Na
qualidade de um dos arqueólogos responsável pelo sítio, não posso, pois, deixar
de me congratular com a iniciativa e louvar o jornal O Correio da Linha pela circunstanciada reportagem que inseriu na
sua edição de Junho (p. 18), sob o título «Caminhada noturna para ver milagres
de Cascais», assinada por Igor Garcia Pires.
Sem
entrar em pormenores e sem discutir a ‘filosofia’ que presidiu à caminhada, que
respeito, cumpre-me, porém, esclarecer algumas das passagens que mais
directamente se prendem com a arqueologia (e agradeço a Paulo Pimenta a
oportunidade de aqui publicar esses esclarecimentos):
1.
Titus Curiatius Rufinus não foi enterrado ali, que se saiba; ele foi,
sim, o dedicante de um altar à divindade Triborunnis (junta-se a foto),
o génio do local, a quem ele «pediu autorização» para se instalar. O altar é
datável do século I da nossa era. Rufinus foi, pois, um personagem real,
Rómulo e Remo são os fundadores lendários de Roma; dizer que Rufinus é
descendente deles é o mesmo que afirmar que todos nós somos descendentes de…
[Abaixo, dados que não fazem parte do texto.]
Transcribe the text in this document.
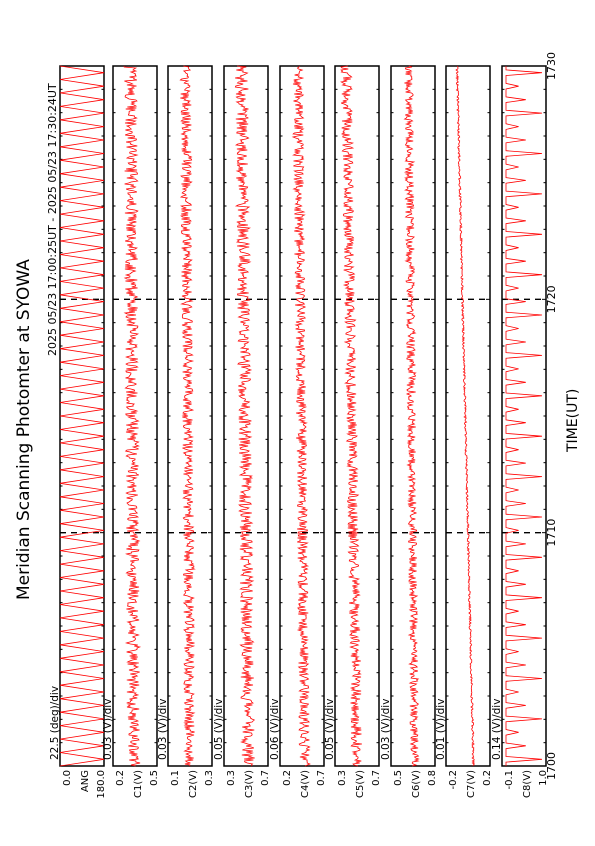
0.0 180.0
ANG
22.5 (deg)/div
0.2 0.5
C1(V)
0.03 (V)/div
0.1 0.3
C2(V)
0.03 (V)/div
0.3 0.7
C3(V)
0.05 (V)/div
0.2 0.7
C4(V)
0.06 (V)/div
0.3 0.7
C5(V)
0.05 (V)/div
0.5 0.8
C6(V)
0.03 (V)/div
-0.2 0.2
C7(V)
0.01 (V)/div
-0.1 1.0
C8(V)
0.14 (V)/div
1700
1710
1720
1730
Meridian Scanning Photomter at SYOWA
2025 05/23 17:00:25UT - 2025 05/23 17:30:24UT
TIME(UT)
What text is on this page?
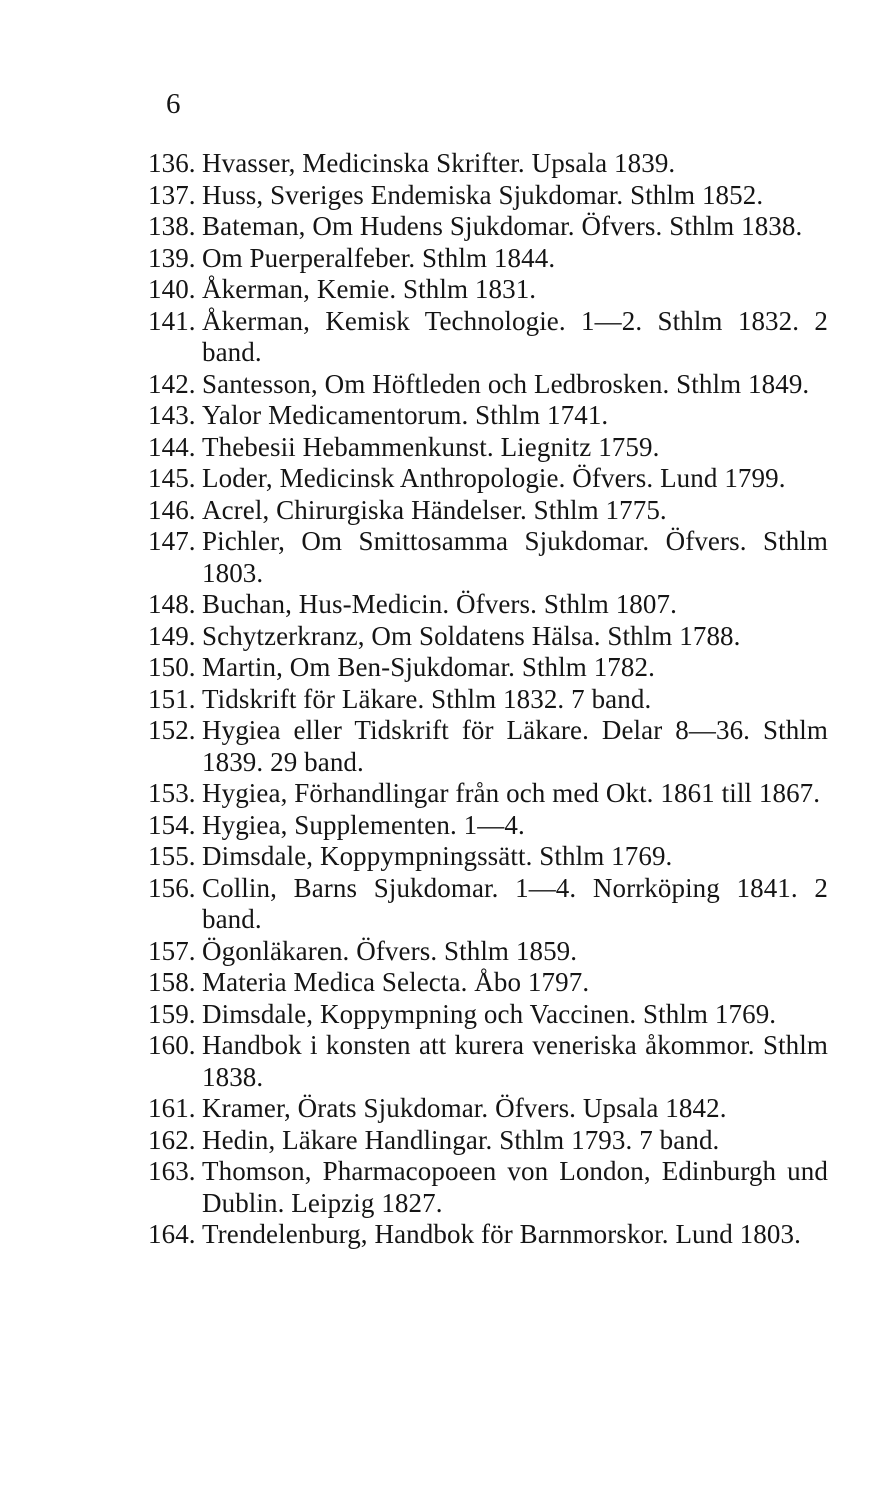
6
136. Hvasser, Medicinska Skrifter. Upsala 1839.
137. Huss, Sveriges Endemiska Sjukdomar. Sthlm 1852.
138. Bateman, Om Hudens Sjukdomar. Öfvers. Sthlm 1838.
139. Om Puerperalfeber. Sthlm 1844.
140. Åkerman, Kemie. Sthlm 1831.
141. Åkerman, Kemisk Technologie. 1—2. Sthlm 1832. 2 band.
142. Santesson, Om Höftleden och Ledbrosken. Sthlm 1849.
143. Yalor Medicamentorum. Sthlm 1741.
144. Thebesii Hebammenkunst. Liegnitz 1759.
145. Loder, Medicinsk Anthropologie. Öfvers. Lund 1799.
146. Acrel, Chirurgiska Händelser. Sthlm 1775.
147. Pichler, Om Smittosamma Sjukdomar. Öfvers. Sthlm 1803.
148. Buchan, Hus-Medicin. Öfvers. Sthlm 1807.
149. Schytzerkranz, Om Soldatens Hälsa. Sthlm 1788.
150. Martin, Om Ben-Sjukdomar. Sthlm 1782.
151. Tidskrift för Läkare. Sthlm 1832. 7 band.
152. Hygiea eller Tidskrift för Läkare. Delar 8—36. Sthlm 1839. 29 band.
153. Hygiea, Förhandlingar från och med Okt. 1861 till 1867.
154. Hygiea, Supplementen. 1—4.
155. Dimsdale, Koppympningssätt. Sthlm 1769.
156. Collin, Barns Sjukdomar. 1—4. Norrköping 1841. 2 band.
157. Ögonläkaren. Öfvers. Sthlm 1859.
158. Materia Medica Selecta. Åbo 1797.
159. Dimsdale, Koppympning och Vaccinen. Sthlm 1769.
160. Handbok i konsten att kurera veneriska åkommor. Sthlm 1838.
161. Kramer, Örats Sjukdomar. Öfvers. Upsala 1842.
162. Hedin, Läkare Handlingar. Sthlm 1793. 7 band.
163. Thomson, Pharmacopoeen von London, Edinburgh und Dublin. Leipzig 1827.
164. Trendelenburg, Handbok för Barnmorskor. Lund 1803.
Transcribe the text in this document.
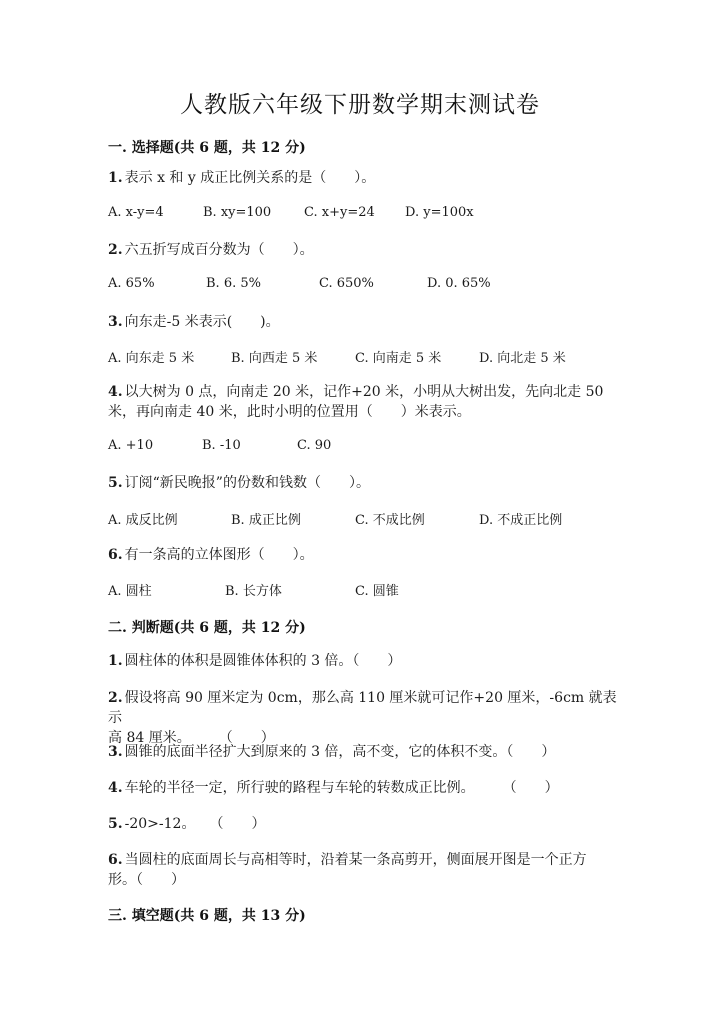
人教版六年级下册数学期末测试卷
一. 选择题(共 6 题，共 12 分)
1. 表示 x 和 y 成正比例关系的是（　　）。
A. x-y=4	B. xy=100	C. x+y=24 D. y=100x
2. 六五折写成百分数为（　　）。
A. 65%	B. 6. 5%	C. 650%	D. 0. 65%
3. 向东走-5 米表示(　　)。
A. 向东走 5 米	B. 向西走 5 米	C. 向南走 5 米	D. 向北走 5 米
4. 以大树为 0 点，向南走 20 米，记作+20 米，小明从大树出发，先向北走 50
米，再向南走 40 米，此时小明的位置用（　　）米表示。
A. +10	B. -10	C. 90
5. 订阅“新民晚报”的份数和钱数（　　）。
A. 成反比例	B. 成正比例	C. 不成比例	D. 不成正比例
6. 有一条高的立体图形（　　）。
A. 圆柱	B. 长方体	C. 圆锥
二. 判断题(共 6 题，共 12 分)
1. 圆柱体的体积是圆锥体体积的 3 倍。（　　）
2. 假设将高 90 厘米定为 0cm，那么高 110 厘米就可记作+20 厘米，-6cm 就表示
高 84 厘米。　　　（　　）
3. 圆锥的底面半径扩大到原来的 3 倍，高不变，它的体积不变。（　　）
4. 车轮的半径一定，所行驶的路程与车轮的转数成正比例。　　　（　　）
5. -20>-12。　　（　　）
6. 当圆柱的底面周长与高相等时，沿着某一条高剪开，侧面展开图是一个正方
形。（　　）
三. 填空题(共 6 题，共 13 分)
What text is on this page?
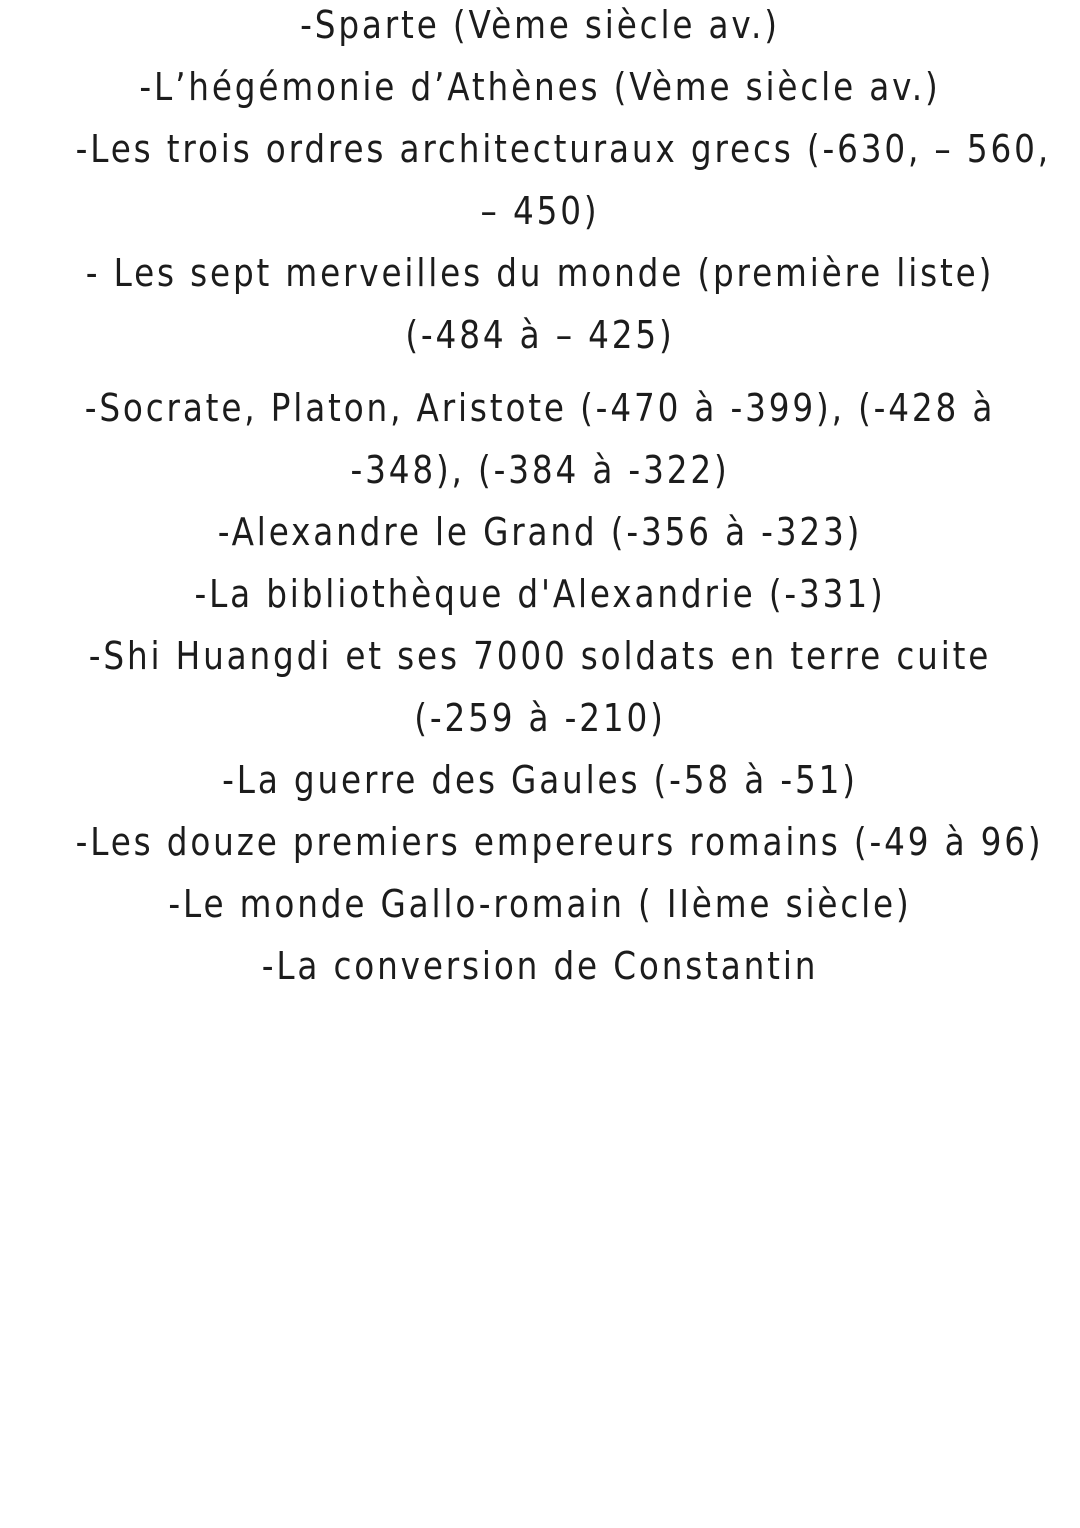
-Sparte (Vème siècle av.)
-L’hégémonie d’Athènes (Vème siècle av.)
-Les trois ordres architecturaux grecs (-630, – 560,
– 450)
- Les sept merveilles du monde (première liste)
(-484 à – 425)
-Socrate, Platon, Aristote (-470 à -399), (-428 à
-348), (-384 à -322)
-Alexandre le Grand (-356 à -323)
-La bibliothèque d'Alexandrie (-331)
-Shi Huangdi et ses 7000 soldats en terre cuite
(-259 à -210)
-La guerre des Gaules (-58 à -51)
-Les douze premiers empereurs romains (-49 à 96)
-Le monde Gallo-romain ( IIème siècle)
-La conversion de Constantin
Afonso Henriques (muito embora este, ao contrário daqueles, tenha realmente
existido)! Dizer que Rufino está «ligado à fundação do Império Romano» não é,
pois, verosímil, pois se trata de mero colono particular, sem qualquer cargo,
que, vindo mui provavelmente da Península Itálica, aqui assentou arraiais, por
o sítio ser bom e abundante em água.
2.
Não há, em Outeiro de Polima, nenhum cemitério classificado como «monumento
nacional»; há, sim, uma villa (isto é, casa de campo) tal como a de
Freiria, ambas romanas e classificadas como imóveis de interesse público.
3.
Não há «alguns celeiros». A villa, residência que, em dado momento, foi,
seguramente, de Titus Curiatius Rufinus, tem, de facto, um celeiro; não
é único nem no Império Romano nem na Península Ibérica nem sequer no território
português. Dizer que estes terrenos foram, durante 500 anos, o «celeiro de
Roma» não é compreensível, por se tratar de uma zona minúscula, que poderia
abastecer, sim, Olisipo, a Lisboa
romana. Estava, além disso, demasiadamente afastada de Roma para ser o seu
celeiro, quando o abundante trigo da Sicília bastava para alimentar os
habitantes da Urbe.
4.
Esta zona não vai transformar-se ‘em alcatrão’. O Plano de Pormenor aprovado prevê,
por exemplo, uma enorme zona verde, hortas comunitárias e cuidadoso ordenamento
do território.
5.
Afirmar que foi aqui, na Conceição
da Abóboda, que tudo começou, ou seja, que ali se está “no coração de Cascais” carece de alguma explicação complementar, na medida em que temos, por
exemplo, em plena vila cascalense, uma gruta que foi necrópole em tempos
pré-históricos, ou seja, muito antes de os Romanos se haverem instalado em
Freiria. E há as grutas de Ala praia e
a gruta de S. Pedro do Estoril, que datam de há cinco mil anos atrás.
Publicado em O Correio da Linha [Oeiras] nº 292, 25-07-2013. p. 3.